From mboxrd@z Thu Jan  1 00:00:00 1970
Return-Path: <linux-kernel-owner@vger.kernel.org>
Received: (majordomo@vger.kernel.org) by vger.kernel.org via listexpand
	id S1754697AbbE1UJy (ORCPT <rfc822;w@1wt.eu>);
	Thu, 28 May 2015 16:09:54 -0400
Received: from mail.linuxfoundation.org ([140.211.169.12]:57927 "EHLO
	mail.linuxfoundation.org" rhost-flags-OK-OK-OK-OK) by vger.kernel.org
	with ESMTP id S1754006AbbE1UJp (ORCPT
	<rfc822;linux-kernel@vger.kernel.org>);
	Thu, 28 May 2015 16:09:45 -0400
Date: Thu, 28 May 2015 13:09:44 -0700
From: Andrew Morton <akpm@linux-foundation.org>
To: Petr Mladek <pmladek@suse.cz>
Cc: Frederic Weisbecker <fweisbec@gmail.com>,
        Steven Rostedt <rostedt@goodmis.org>,
        Dave Anderson <anderson@redhat.com>,
        "Paul E. McKenney" <paulmck@linux.vnet.ibm.com>,
        Kay Sievers <kay@vrfy.org>, Jiri Kosina <jkosina@suse.cz>,
        Michal Hocko <mhocko@suse.cz>, Jan Kara <jack@suse.cz>,
        linux-kernel@vger.kernel.org, Wang Long <long.wanglong@huawei.com>,
        peifeiyue@huawei.com, dzickus@redhat.com, morgan.wang@huawei.com,
        sasha.levin@oracle.com
Subject: Re: [PATCH 02/10] printk: Try harder to get logbuf_lock on NMI
Message-Id: <20150528130944.9dde0f591a18d656f2a7c519@linux-foundation.org>
In-Reply-To: <20150528135054.GF3135@pathway.suse.cz>
References: <1432557993-20458-1-git-send-email-pmladek@suse.cz>
	<1432557993-20458-3-git-send-email-pmladek@suse.cz>
	<20150527161409.c1c37d25af1c09c340bd04a3@linux-foundation.org>
	<20150528135054.GF3135@pathway.suse.cz>
X-Mailer: Sylpheed 3.4.1 (GTK+ 2.24.23; x86_64-pc-linux-gnu)
Mime-Version: 1.0
Content-Type: text/plain; charset=US-ASCII
Content-Transfer-Encoding: 7bit
Sender: linux-kernel-owner@vger.kernel.org
List-ID: <linux-kernel.vger.kernel.org>
X-Mailing-List: linux-kernel@vger.kernel.org

On Thu, 28 May 2015 15:50:54 +0200 Petr Mladek <pmladek@suse.cz> wrote:

> > > +{
> > > +	u64 start_time, current_time;
> > > +	int this_cpu = smp_processor_id();
> > > +
> > > +	/* no way if we are already locked on this CPU */
> > > +	if (logbuf_cpu == this_cpu)
> > > +		return 0;
> > > +
> > > +	/* try hard to get the lock but do not wait forever */
> > > +	start_time = cpu_clock(this_cpu);
> > > +	current_time = start_time;
> > > +	while (current_time - start_time < TRY_LOCKBUF_LOCK_MAX_DELAY_NS) {
> > > +		if (raw_spin_trylock(&logbuf_lock))
> > > +			return 1;
> > > +		cpu_relax();
> > > +		current_time = cpu_clock(this_cpu);
> > > +	}
> > 
> > (Looks at the read_seqcount_retry() in
> > kernel/time/sched_clock.c:sched_clock())
> >
> > Running cpu_clock() in NMI context seems a generally bad idea.
> 
> I am sorry but this is too cryptic for me :-)
> read_seqcount_retry() looks safe to me under NMI.

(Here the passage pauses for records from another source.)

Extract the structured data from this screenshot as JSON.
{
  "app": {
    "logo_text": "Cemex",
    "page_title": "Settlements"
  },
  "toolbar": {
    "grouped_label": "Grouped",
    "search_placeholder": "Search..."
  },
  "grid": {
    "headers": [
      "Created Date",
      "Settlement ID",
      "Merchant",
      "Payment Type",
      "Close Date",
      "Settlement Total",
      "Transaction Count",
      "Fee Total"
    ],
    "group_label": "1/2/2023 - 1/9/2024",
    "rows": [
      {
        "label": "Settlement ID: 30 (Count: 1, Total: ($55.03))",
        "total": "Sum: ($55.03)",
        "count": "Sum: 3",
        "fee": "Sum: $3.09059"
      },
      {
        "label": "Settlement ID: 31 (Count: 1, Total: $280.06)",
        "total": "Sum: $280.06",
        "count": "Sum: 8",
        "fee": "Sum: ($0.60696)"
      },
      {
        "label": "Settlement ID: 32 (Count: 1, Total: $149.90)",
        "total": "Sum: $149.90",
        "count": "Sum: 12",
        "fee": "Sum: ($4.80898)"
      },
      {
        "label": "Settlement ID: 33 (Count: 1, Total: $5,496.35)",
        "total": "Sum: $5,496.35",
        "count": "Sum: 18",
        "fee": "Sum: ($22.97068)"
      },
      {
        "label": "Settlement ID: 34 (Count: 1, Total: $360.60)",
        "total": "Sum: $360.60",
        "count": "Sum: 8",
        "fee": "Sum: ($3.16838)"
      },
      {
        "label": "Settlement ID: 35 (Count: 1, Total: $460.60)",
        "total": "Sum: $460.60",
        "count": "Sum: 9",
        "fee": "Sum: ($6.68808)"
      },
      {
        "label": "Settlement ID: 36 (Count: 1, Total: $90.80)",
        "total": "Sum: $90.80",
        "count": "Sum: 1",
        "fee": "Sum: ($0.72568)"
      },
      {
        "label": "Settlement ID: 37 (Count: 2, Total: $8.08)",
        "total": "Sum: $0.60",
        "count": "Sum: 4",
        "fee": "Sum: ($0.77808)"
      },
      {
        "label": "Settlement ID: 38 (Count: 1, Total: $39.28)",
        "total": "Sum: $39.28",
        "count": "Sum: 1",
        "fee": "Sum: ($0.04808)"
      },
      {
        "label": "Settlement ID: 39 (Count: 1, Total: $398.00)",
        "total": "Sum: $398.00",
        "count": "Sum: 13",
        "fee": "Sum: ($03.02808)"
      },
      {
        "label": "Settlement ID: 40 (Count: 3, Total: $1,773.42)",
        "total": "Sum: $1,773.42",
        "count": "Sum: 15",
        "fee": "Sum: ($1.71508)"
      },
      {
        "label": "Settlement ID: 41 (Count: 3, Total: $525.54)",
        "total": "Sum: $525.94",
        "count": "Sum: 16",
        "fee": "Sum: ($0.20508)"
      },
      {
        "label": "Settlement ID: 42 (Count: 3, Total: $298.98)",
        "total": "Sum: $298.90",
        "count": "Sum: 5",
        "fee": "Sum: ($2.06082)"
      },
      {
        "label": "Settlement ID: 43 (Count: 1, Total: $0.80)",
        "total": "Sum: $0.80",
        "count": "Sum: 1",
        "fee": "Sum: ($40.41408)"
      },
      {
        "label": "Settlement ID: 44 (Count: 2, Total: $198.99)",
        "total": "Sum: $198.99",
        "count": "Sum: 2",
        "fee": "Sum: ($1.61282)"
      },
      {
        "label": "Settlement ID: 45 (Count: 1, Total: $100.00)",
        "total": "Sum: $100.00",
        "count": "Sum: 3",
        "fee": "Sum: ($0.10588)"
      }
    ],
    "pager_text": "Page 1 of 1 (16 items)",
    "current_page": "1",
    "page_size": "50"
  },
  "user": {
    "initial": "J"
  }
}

hmpf.  If you guys say so...

Note that it's not just a matter of "safe to call from NMI context". 
The above loop also assume that cpu_clock() is *being updated* within
the context of single NMI.  Is that true/safe now and in the future?
Probably.  I didn't check all architectures but ARM looks OK at present.

We should at least update Documentation/timers/timekeeping.txt: "a sane
value" becomes "the correct value", no alternatives.

> > There are many sites in kernel/printk/printk.c which take logbuf_lock,
> > but this patch only sets logbuf_cpu in one of those cases:
> > vprintk_emit().  I suggest adding helper functions to take/release
> > logbuf_lock.  And rename logbuf_lock to something else to ensure that
> > nobody accidentally takes the lock directly.
> 
> IMHO, vprintk_emit() is special. It is the only location where the
> lock is taken in NMI context. The other functions are used to dump
> @logbuf and are called in normal context.
> 
> try_logbuf_lock_in_nmi() could fail and we need to handle the error
> path. We do not need to do this in the other locations.
> 
> Note that we do not want to get the console in NMI because
> there are even more locks that might cause a deadlock.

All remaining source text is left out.